16. Idêntico ensinamento nos ministra GEORGE THOMPSON, em sua excelente obra sobre a interpretação dos testamentos (“Construction and interpretation of wills”, Indianópolis, The Bobbs. Merril Company, 1928, § 146, pág. 267):

“The word “husband” or “wife” is descriptive of the person of a particular individual, and where a devise or bequest is made to the husband or wife ot a certain person, and there is nothin in the will indicating the contrary, the term “husband” or “wife” will apply to lhe person who answers that description at the date of lhe will, and at lhe death of the testator, and not to one he or she may subsequently marry. Where lhe testator designates a person as beneficiary by use of the term “wife” and such person is unmarried at the time the will is executed, the person answers the description at the time the gift takes effect in enjoyment will be the beneficiary; but a betrothed named as wife, but not married before the testator’s death, can not take under lhe will”.

Em português:

“A expressão marido e mulher é indicativa da pessoa de determinado indivíduo; quando uma deixa ou legado é feito ao marido ou mulher de certa pessoa, nada havendo no testamento que indique o contrário, o têrmo marido ou mulher referir-se-á à pessoa que tenha essa qualidade na data do testamento, ou na da morte do testador, e não a uma que êle ou ela possa ter esposado subseqüentemente. Quando o testador designa, como beneficiário, uma pessoa, com o uso da expressão espôsa, – sendo essa pessoa solteira ao tempo em que se fêz o testamento, – a pessoa que tenha essa qualidade quando a doação se torne efetiva servi a beneficiária; porém uma noiva chamada espôsa, não ainda casada antes da morte do testador, não pode receber pelo testamento”.

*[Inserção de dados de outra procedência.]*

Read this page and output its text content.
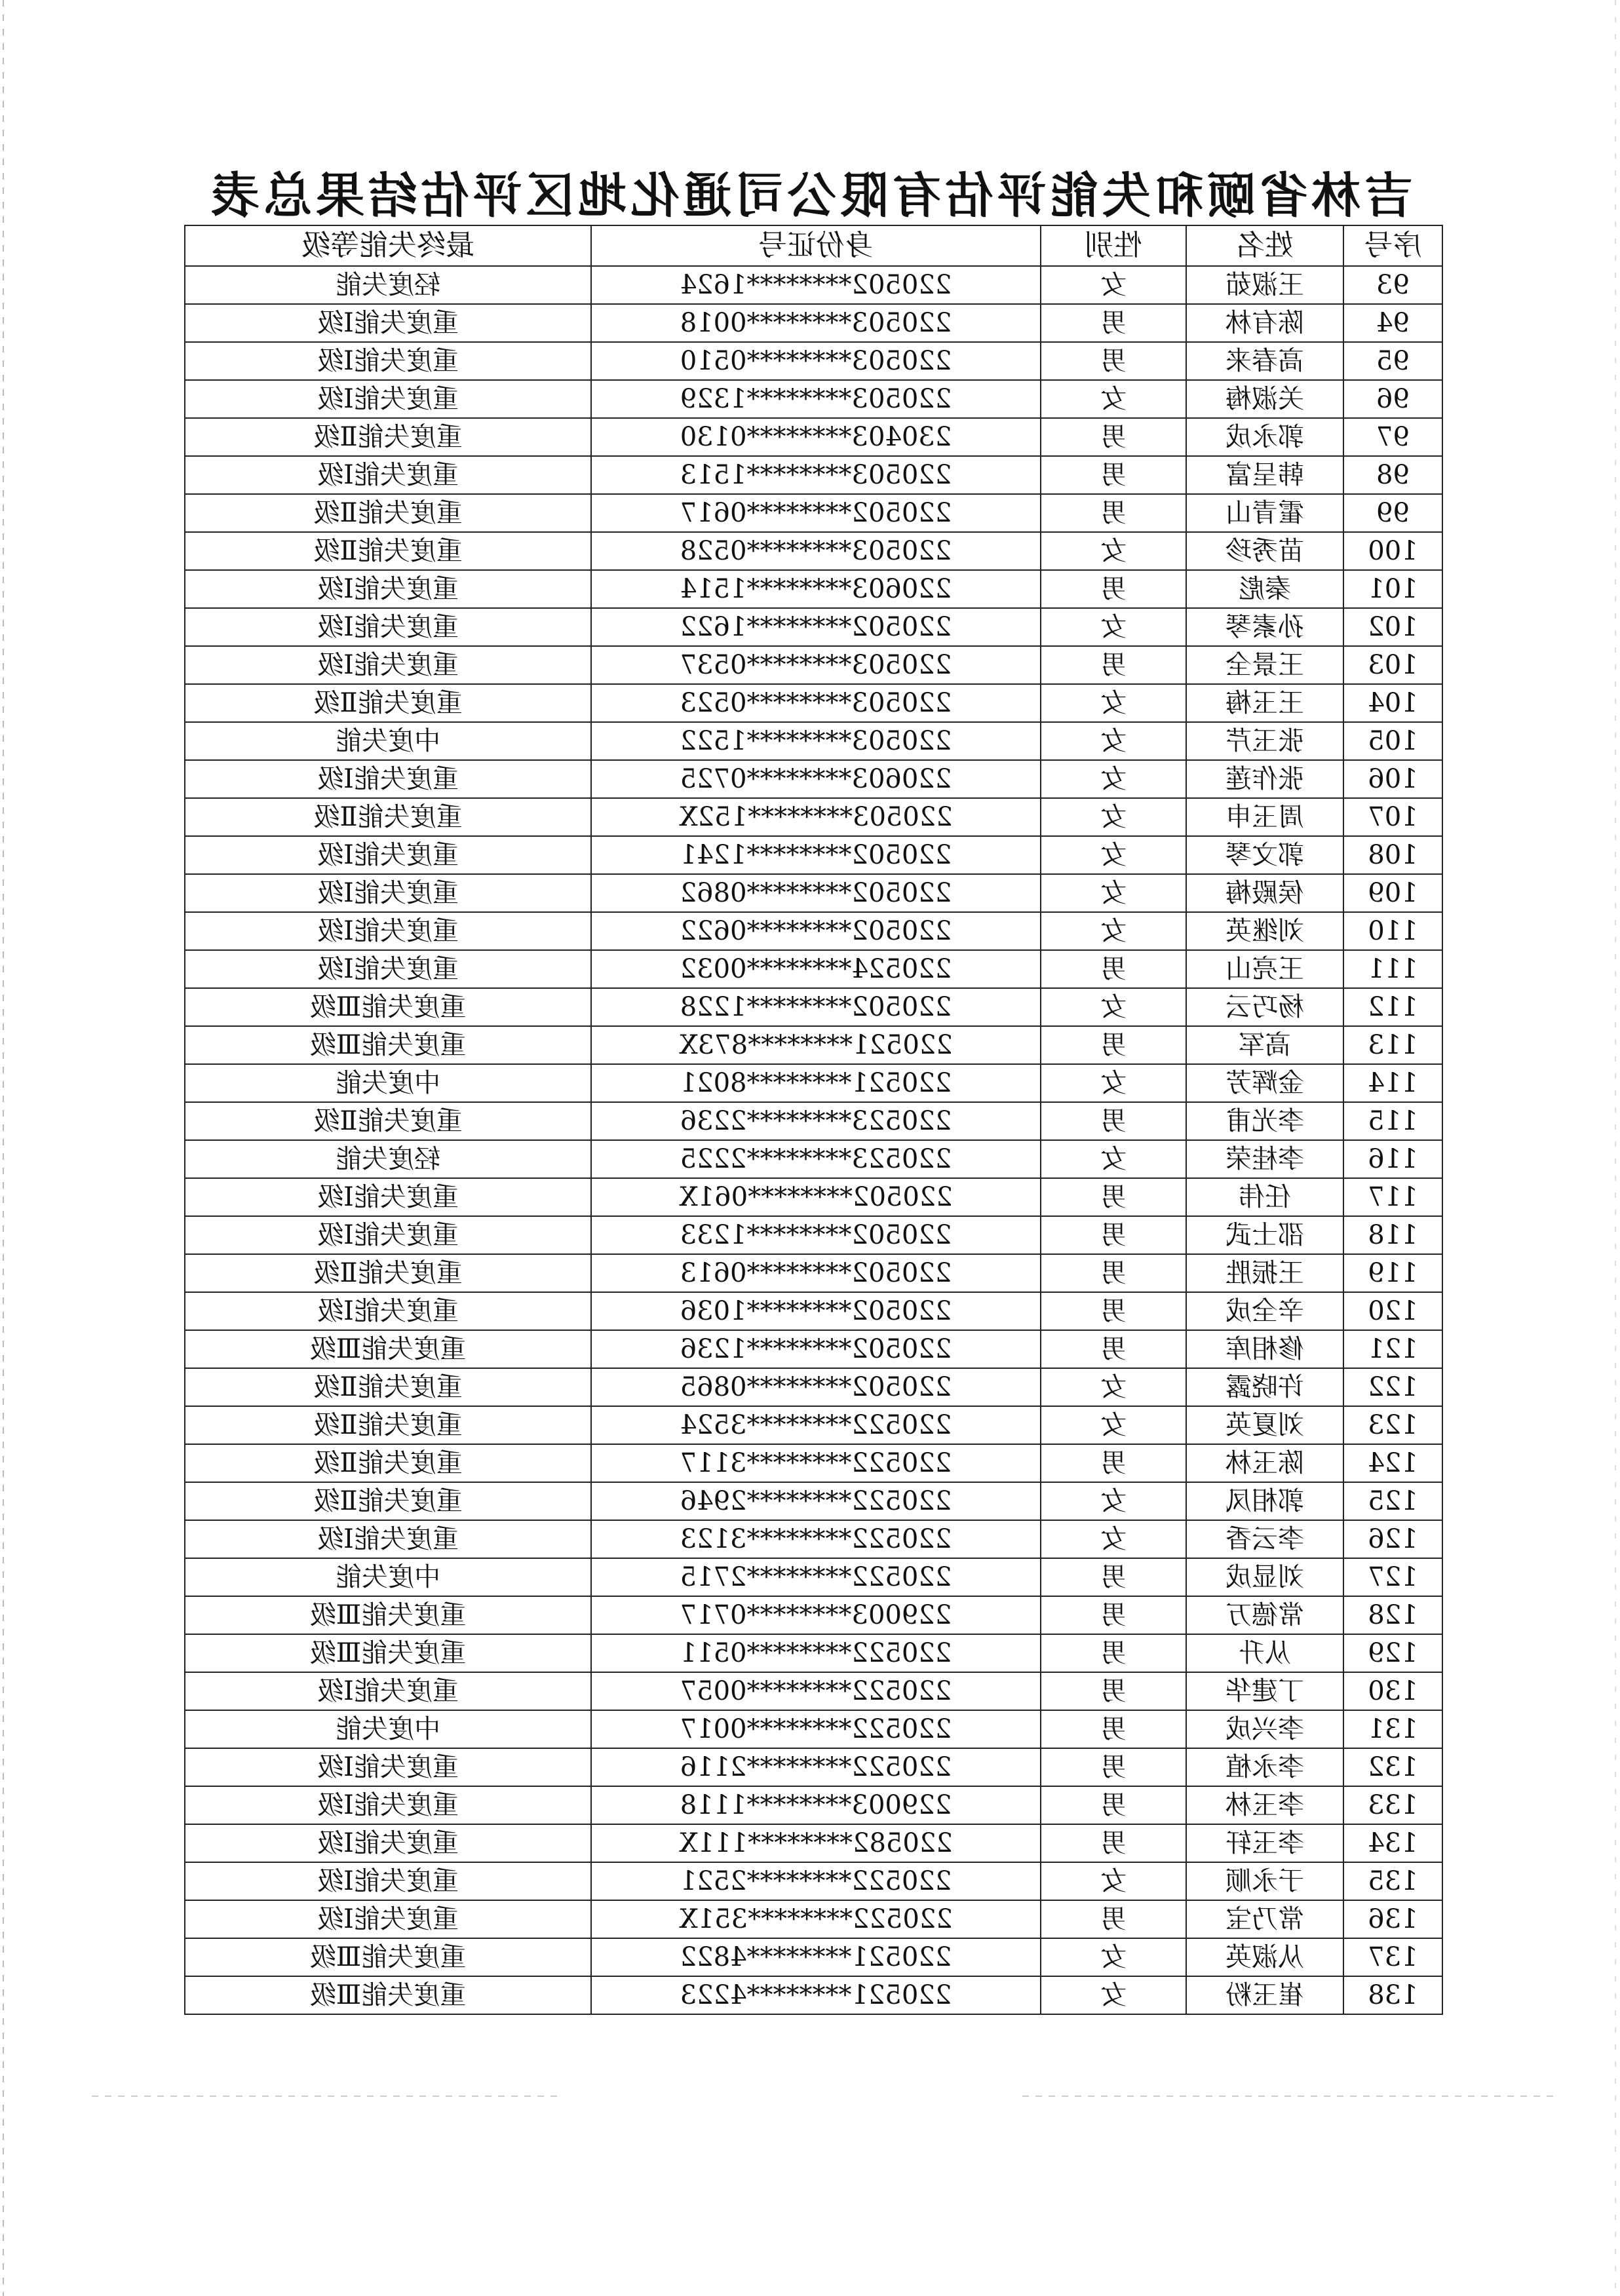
吉林省颐和失能评估有限公司通化地区评估结果总表
序号	姓名	性别	身份证号	最终失能等级
93	王淑茹	女	220502********1624	轻度失能
94	陈有林	男	220503********0018	重度失能Ⅰ级
95	高春来	男	220503********0510	重度失能Ⅰ级
96	关淑梅	女	220503********1329	重度失能Ⅰ级
97	郭永成	男	230403********0130	重度失能Ⅱ级
98	韩呈富	男	220503********1513	重度失能Ⅰ级
99	霍青山	男	220502********0617	重度失能Ⅱ级
100	苗秀珍	女	220503********0528	重度失能Ⅱ级
101	秦彪	男	220603********1514	重度失能Ⅰ级
102	孙素琴	女	220502********1622	重度失能Ⅰ级
103	王景全	男	220503********0537	重度失能Ⅰ级
104	王玉梅	女	220503********0523	重度失能Ⅱ级
105	张玉芹	女	220503********1522	中度失能
106	张作莲	女	220603********0725	重度失能Ⅰ级
107	周玉申	女	220503********152X	重度失能Ⅱ级
108	郭文琴	女	220502********1241	重度失能Ⅰ级
109	侯殿梅	女	220502********0862	重度失能Ⅰ级
110	刘继英	女	220502********0622	重度失能Ⅰ级
111	王亮山	男	220524********0032	重度失能Ⅰ级
112	杨巧云	女	220502********1228	重度失能Ⅲ级
113	高军	男	220521********873X	重度失能Ⅲ级
114	金辉芳	女	220521********8021	中度失能
115	李光甫	男	220523********2236	重度失能Ⅱ级
116	李桂荣	女	220523********2225	轻度失能
117	任伟	男	220502********061X	重度失能Ⅰ级
118	邵士武	男	220502********1233	重度失能Ⅰ级
119	王振胜	男	220502********0613	重度失能Ⅱ级
120	辛全成	男	220502********1036	重度失能Ⅰ级
121	修相库	男	220502********1236	重度失能Ⅲ级
122	许晓露	女	220502********0865	重度失能Ⅱ级
123	刘夏英	女	220522********3524	重度失能Ⅱ级
124	陈玉林	男	220522********3117	重度失能Ⅱ级
125	郭相凤	女	220522********2946	重度失能Ⅱ级
126	李云香	女	220522********3123	重度失能Ⅰ级
127	刘显成	男	220522********2715	中度失能
128	常德万	男	229003********0717	重度失能Ⅲ级
129	从升	男	220522********0511	重度失能Ⅲ级
130	丁建华	男	220522********0057	重度失能Ⅰ级
131	李兴成	男	220522********0017	中度失能
132	李永植	男	220522********2116	重度失能Ⅰ级
133	李玉林	男	229003********1118	重度失能Ⅰ级
134	李玉轩	男	220582********111X	重度失能Ⅰ级
135	于永顺	女	220522********2521	重度失能Ⅰ级
136	常乃宝	男	220522********351X	重度失能Ⅰ级
137	从淑英	女	220521********4822	重度失能Ⅲ级
138	崔玉粉	女	220521********4223	重度失能Ⅲ级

Do exposto resulta que, se o beneficiado era casado quando se fêz o testamento, a êsse é que o testador se referiu, o que, como já se notou, é tudo quanto há de mais natural. Salvo indicação contrária, por que supor que o testador quis contemplar também pessoas futuras, inteiramente desconhecidas dêle? Entretanto, na hipótese da consulta, na previsão do doador não podia estar ninguém, determinadamente, porque, sendo sua filha solteira, êle só podia cogitar, como cogitou, da pessoa que casasse com ela; e isso, indiferentemente, no primeiro, ou em subseqüente matrimônio, porque nenhuma razão havia para preferir, entre pessoas futuras, que desconhecia, esta ou aquela, podendo bem acontecer até que o segundo merecesse mais que o primeiro. Assim, se o intuito do doador era beneficiar a pessoa que escolhesse sua filha para esposa; se, provàvelmente, como sugere POTHIER, isso teria por motivo propiciar-lhe bom partido, nenhuma razão há para supor preferisse êle o primeiro ao segundo marido. Se essa idéia estivesse em sua mente, êle o teria declarado ou esclareceria mais tarde seu pensamento, quando assistiu à morte do primeiro genro. Guardando silêncio, e mantendo a instituição indiferente e genérica, bem claro tornou ser desejo seu beneficiar também o novo marido de sua filha. E, dessarte, nenhuma dúvida pode haver de que êsse é quem terce o direito de receber os bens fideicometidos. Finalizo, assim, respondendo, pela afirmativa, o último quesito.